I understand people's complaints about models making things up. Ideally, we wouldn't want models to do this. While writing this post, even, Claude would consistently make up spelling and grammar errors in this post. Everyone agrees that would be better if they didn't make these things up. But, this limitation doesn't actually prevent us from making practical use of these models. You know why? Because we're already used to the fact that things can be wrong on the internet! No one expects every Stack Overflow answer or Reddit post to be perfectly accurate. When someone argues we can't use models because "the answer might not be right," I just don't understand, because anything else we read online could be wrong too!

But suppose that making things up was a complete dealbreaker for you. That's fine too, there are a huge number of applications where you can actually check for correctness. This is particularly true in programming, the domain I care about most. You can often check if you got the right answer by just running the code and testing it. If a model hallucinates an API that doesn't exist or writes buggy code, it's not a major issue---the model could just run the code and verify the results. If it fails because the API doesn't exist, it can identify that and use the correct API instead.

This isn't to say I have no concerns about the risks here---I actually have REALLY BIG CONCERNS ABOUT THIS. But this article is not about the risks of what might happen if we deploy these models widely, it's about whether or not we'll be able to do that in the first place. But as a brief teaser, my main worry is that we'll have models that hallucinate infrequently enough that companies will put them in charge of important decisions because it's usually fine. And then, whoops!, the model made a mistake and caused some catastrophic failure. This would be very bad, and I'll have a few thousand words to say about it in a month or so.


Conclusion

LLMs are clearly useful today, and I believe they will be even better tomorrow. But I do not know how long this trend will hold.

Put differently: I think there is a very real probability that in five years we look back at the LLM hype of 2023-2025, we see it like we now see the Internet bubble of 1998-2000 (that is: a very new technology that will eventually have an impact, but that was overhyped in the short term). But I also think there is also a very real probability that, in the future, we will look back at the mid 2020s as the beginning of a new era, and when we list the most important inventions of humanity we include “AI” in the same sentence as the wheel or the printing press.

What I hope that I've successfully argued in this article is that you should be willing to entertain that either of these two futures is possible. Neither is guaranteed, but neither is unquestionably impossible.

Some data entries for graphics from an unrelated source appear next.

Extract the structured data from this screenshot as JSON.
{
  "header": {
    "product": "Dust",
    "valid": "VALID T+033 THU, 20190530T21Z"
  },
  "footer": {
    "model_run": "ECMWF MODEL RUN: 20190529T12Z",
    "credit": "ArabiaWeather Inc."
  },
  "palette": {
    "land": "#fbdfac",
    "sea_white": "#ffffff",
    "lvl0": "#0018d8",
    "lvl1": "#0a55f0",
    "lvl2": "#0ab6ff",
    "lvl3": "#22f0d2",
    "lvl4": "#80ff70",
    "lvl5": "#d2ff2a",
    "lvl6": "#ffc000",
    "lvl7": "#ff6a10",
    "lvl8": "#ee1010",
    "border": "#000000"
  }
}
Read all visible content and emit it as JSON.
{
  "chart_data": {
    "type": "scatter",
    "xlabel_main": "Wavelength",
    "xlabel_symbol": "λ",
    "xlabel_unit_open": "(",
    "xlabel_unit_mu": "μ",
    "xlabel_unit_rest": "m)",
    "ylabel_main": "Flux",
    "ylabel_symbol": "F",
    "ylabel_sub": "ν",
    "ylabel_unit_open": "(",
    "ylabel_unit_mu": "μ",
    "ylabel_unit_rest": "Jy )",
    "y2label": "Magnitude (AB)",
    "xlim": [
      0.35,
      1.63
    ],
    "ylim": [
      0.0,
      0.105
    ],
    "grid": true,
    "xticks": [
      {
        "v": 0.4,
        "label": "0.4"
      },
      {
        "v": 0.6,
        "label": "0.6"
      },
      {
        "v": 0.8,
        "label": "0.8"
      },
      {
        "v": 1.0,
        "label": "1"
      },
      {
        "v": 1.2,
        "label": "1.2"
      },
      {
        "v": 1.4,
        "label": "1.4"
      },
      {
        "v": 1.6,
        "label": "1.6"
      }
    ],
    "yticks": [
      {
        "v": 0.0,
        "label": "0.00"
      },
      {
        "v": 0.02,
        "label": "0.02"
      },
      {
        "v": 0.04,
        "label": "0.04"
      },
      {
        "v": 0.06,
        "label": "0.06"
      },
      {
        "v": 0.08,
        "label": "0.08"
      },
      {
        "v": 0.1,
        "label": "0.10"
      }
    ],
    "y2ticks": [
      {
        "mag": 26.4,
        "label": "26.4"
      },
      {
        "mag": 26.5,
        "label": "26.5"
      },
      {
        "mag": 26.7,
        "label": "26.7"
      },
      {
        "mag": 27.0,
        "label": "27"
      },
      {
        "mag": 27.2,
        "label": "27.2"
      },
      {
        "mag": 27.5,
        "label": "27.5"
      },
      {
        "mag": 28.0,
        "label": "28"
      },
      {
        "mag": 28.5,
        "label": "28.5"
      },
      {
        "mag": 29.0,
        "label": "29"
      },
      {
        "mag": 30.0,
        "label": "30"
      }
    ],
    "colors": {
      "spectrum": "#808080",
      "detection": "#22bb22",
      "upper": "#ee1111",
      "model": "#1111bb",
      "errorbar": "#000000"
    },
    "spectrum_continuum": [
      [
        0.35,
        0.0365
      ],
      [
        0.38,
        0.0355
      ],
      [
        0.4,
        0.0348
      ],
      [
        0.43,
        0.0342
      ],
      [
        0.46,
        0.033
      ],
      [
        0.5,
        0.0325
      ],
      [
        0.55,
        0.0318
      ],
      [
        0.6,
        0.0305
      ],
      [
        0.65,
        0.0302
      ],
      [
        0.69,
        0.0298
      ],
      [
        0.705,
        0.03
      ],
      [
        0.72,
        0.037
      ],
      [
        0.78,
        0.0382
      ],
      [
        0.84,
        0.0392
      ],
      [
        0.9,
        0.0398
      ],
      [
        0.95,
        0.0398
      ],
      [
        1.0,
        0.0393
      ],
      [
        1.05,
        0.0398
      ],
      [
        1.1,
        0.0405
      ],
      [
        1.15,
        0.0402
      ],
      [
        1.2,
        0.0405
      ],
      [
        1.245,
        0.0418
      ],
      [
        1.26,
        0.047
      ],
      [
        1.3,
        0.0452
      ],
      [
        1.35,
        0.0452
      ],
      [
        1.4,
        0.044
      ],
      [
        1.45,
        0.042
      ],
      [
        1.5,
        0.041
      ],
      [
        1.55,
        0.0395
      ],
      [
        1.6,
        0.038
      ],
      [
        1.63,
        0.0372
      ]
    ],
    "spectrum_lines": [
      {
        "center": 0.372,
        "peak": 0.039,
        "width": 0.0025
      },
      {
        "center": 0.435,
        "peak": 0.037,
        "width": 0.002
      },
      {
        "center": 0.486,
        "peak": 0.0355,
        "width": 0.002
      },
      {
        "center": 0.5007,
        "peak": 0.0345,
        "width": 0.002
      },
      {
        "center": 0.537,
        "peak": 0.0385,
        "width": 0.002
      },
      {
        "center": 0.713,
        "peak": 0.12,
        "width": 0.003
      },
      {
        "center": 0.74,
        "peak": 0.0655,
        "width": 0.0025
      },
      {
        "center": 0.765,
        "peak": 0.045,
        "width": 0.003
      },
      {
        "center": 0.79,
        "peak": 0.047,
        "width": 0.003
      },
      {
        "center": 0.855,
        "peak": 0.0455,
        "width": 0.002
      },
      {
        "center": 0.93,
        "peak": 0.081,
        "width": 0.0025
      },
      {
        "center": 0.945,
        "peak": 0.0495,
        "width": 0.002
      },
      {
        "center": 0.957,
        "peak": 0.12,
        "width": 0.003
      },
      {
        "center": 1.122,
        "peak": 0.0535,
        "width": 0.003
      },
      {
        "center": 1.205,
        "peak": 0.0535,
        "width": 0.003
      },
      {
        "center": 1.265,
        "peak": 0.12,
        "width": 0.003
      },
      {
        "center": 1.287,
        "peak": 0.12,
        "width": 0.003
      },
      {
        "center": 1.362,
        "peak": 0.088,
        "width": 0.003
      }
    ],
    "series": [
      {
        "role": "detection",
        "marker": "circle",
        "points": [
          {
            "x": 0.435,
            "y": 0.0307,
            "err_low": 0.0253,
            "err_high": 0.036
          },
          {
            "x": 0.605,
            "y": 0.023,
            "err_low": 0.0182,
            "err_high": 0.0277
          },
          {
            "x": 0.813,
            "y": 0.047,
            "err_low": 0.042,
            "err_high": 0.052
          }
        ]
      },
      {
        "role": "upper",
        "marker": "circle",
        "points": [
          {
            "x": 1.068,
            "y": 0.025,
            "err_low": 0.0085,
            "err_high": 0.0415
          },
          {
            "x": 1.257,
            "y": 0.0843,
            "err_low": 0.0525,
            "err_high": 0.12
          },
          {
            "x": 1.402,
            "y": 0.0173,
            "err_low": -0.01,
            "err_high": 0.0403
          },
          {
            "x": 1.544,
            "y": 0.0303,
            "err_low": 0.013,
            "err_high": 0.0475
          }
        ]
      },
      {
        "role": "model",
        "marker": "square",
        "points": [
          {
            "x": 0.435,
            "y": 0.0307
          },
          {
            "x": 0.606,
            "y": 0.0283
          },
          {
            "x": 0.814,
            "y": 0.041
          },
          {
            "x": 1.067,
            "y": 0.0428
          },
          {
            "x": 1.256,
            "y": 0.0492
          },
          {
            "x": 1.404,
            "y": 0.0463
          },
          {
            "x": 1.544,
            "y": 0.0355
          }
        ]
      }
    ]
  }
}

In some small number of years we'll have an answer to this question. And it will look obvious, in retrospect, what the answer was. We'll say "Of course scaling continued for another five years, Moore's law held, why wouldn't we expect the AI equivalent to hold??" or we'll say "No exponential continues forever, isn't it obvious that LLMs plateaued??" And the half of the people who were unreasonably confident but ended up right will have the ability to say "I told you so". I just hope that we remember that predicting the future is hard, and we honestly can't know exactly how this is going to go.

So over the next few years, I'd encourage you to keep an open mind and be willing to see the world as it is, and not as you want it to be. We're going to learn a lot, things are going to change a lot, and so we need to be willing to accept what comes to pass, and not reject something just because it's not what we expected.